Four Seasons Health care is the poster boy of the current crisis in residential care. In September 2015 Moody’s downgraded its bonds to junk rating and warned that it was reported widely that it is struggling under the weight of £52 million in annual interest repayments on long term bonds Terra Firma private equity issued when it bought Four Seasons in 2012.

What isn’t known is that Four Seasons is part of a corporate structure of 185 companies with many registered in tax havens including Guernsey and the Cayman Islands.
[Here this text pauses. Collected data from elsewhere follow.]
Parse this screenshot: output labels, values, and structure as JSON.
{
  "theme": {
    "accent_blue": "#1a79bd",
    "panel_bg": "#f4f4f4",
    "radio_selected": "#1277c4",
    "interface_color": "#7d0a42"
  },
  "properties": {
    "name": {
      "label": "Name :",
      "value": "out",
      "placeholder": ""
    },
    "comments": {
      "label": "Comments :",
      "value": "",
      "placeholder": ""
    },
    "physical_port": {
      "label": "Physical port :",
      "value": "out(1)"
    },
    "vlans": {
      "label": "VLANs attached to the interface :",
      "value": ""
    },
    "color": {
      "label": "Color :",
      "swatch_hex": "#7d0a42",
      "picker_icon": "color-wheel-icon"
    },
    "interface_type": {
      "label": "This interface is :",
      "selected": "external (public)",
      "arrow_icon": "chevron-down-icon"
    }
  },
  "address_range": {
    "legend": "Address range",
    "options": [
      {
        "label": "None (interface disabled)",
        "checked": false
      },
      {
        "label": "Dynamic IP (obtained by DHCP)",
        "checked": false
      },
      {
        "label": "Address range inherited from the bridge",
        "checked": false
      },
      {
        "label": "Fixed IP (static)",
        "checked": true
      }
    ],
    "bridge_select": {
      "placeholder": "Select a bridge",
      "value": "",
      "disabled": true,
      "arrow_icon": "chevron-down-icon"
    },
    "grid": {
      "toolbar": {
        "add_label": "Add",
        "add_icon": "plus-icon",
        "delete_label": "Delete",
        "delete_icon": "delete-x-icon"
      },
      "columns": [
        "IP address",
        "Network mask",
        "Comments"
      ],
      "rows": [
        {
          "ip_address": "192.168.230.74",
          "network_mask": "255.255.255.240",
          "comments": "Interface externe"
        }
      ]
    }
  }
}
The structure is so complex and opaque that there is no way of knowing where the money ends up although it isn’t surprising that Four Seasons has paid no corporation tax since 2012. This undermines accountability over public money (which is a legal requirement) or over where family capital used to fund care goes.

What isn’t known is that Four Seasons owes other subsidiaries in the group £300 million charged at 15% which added £46.7 million to the total interest bill in 2014. There are also unexplained administration charges of £41 and £45 million in 2013 and 2014 respectively which amount to about £2000 per bed in the latter year and a one off special administrative charge of £99 million in 2014. We do not know the rationale for all of these charges but combined they make a cash generating business into one which made a loss of more than £170 million in 2014.
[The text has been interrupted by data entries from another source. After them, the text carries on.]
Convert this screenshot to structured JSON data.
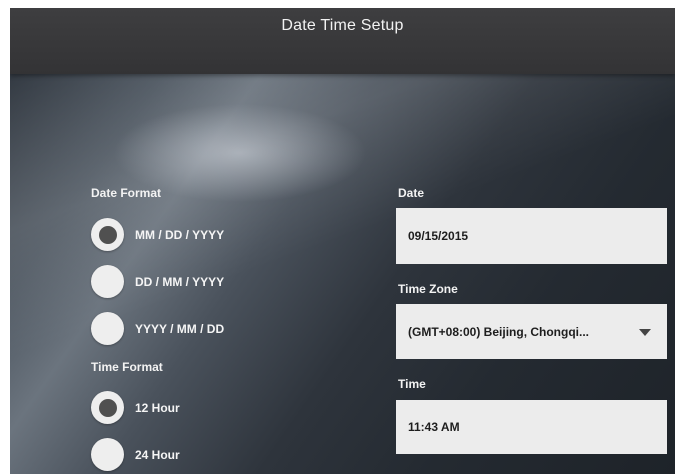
{
  "header": {
    "title": "Date Time Setup"
  },
  "date_format": {
    "label": "Date Format",
    "options": [
      {
        "label": "MM / DD / YYYY",
        "selected": true
      },
      {
        "label": "DD / MM / YYYY",
        "selected": false
      },
      {
        "label": "YYYY / MM / DD",
        "selected": false
      }
    ]
  },
  "time_format": {
    "label": "Time Format",
    "options": [
      {
        "label": "12 Hour",
        "selected": true
      },
      {
        "label": "24 Hour",
        "selected": false
      }
    ]
  },
  "date": {
    "label": "Date",
    "value": "09/15/2015"
  },
  "time_zone": {
    "label": "Time Zone",
    "value": "(GMT+08:00) Beijing, Chongqi..."
  },
  "time": {
    "label": "Time",
    "value": "11:43 AM"
  },
  "colors": {
    "field_background": "#ececec",
    "radio_fill": "#eeeeee",
    "radio_selected_dot": "#505050",
    "title_bar": "#3a3a3c"
  }
}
The overall rate of interest on external and internal debt is almost exactly 12%: in effect, LaingBuisson’s recommended 12% in the fair price has become the required 12% in the Four Season’s financing structure. Profit can appear only after the external and internal debt holders have cleared a 12% return on more than £800 million of debt. It is little wonder that Four Seasons is in crisis and it’s clear that the sole driver of this crisis isn’t Government underpayment.

The financialised chains are reformatting residential care because they account for most of the rebuilding, while many of the homes operated by mom and pops will be retired in the next decade or so. The mom and pops typically operate older, converted houses while the chains rebuild in a standard format with 60-70 beds as two storey, en-suite blockhouse hotels for older people.

An unintended consequence of the chain business model is a future in which care homes are increasingly alike. By default, society must then accommodate its older people in large, full service hotels of single rooms with en-suite, in a setting which is more institutional than domestic. We urgently need public debate about whether it is socially desirable to standardise care in this format and how much of this accommodation we can afford, given a rapidly ageing population and diminishing social care budgets.

We argue that the state needs to take the lead in the social mobilisation of low cost finance so that it is not only the large chains which are able to build new residential care homes. The state can finance building care homes at closer to 5% return which would allow us to provide welfare with 5%.  If we drop the 12% requirement and substitute 8% and 5% returns in the Laing Buisson model, then the 2015 fair price for a bed for a week drops by £57 and £99 pounds respectively and the saving could be used to increase staff wages and/or reduce the price paid by local authorities.

Most importantly the state should sponsor social innovation in what is built. Social innovation in housing with care is about whether, how (and at what cost) it is possible to break with the dominance of the care home model of institutionalised group living which few of us find attractive in prospect. There are several different models of more domestic provision which have been tried in countries including the Netherlands and the US, as well as in the UK, in smaller scale buildings often with multi skilled staff.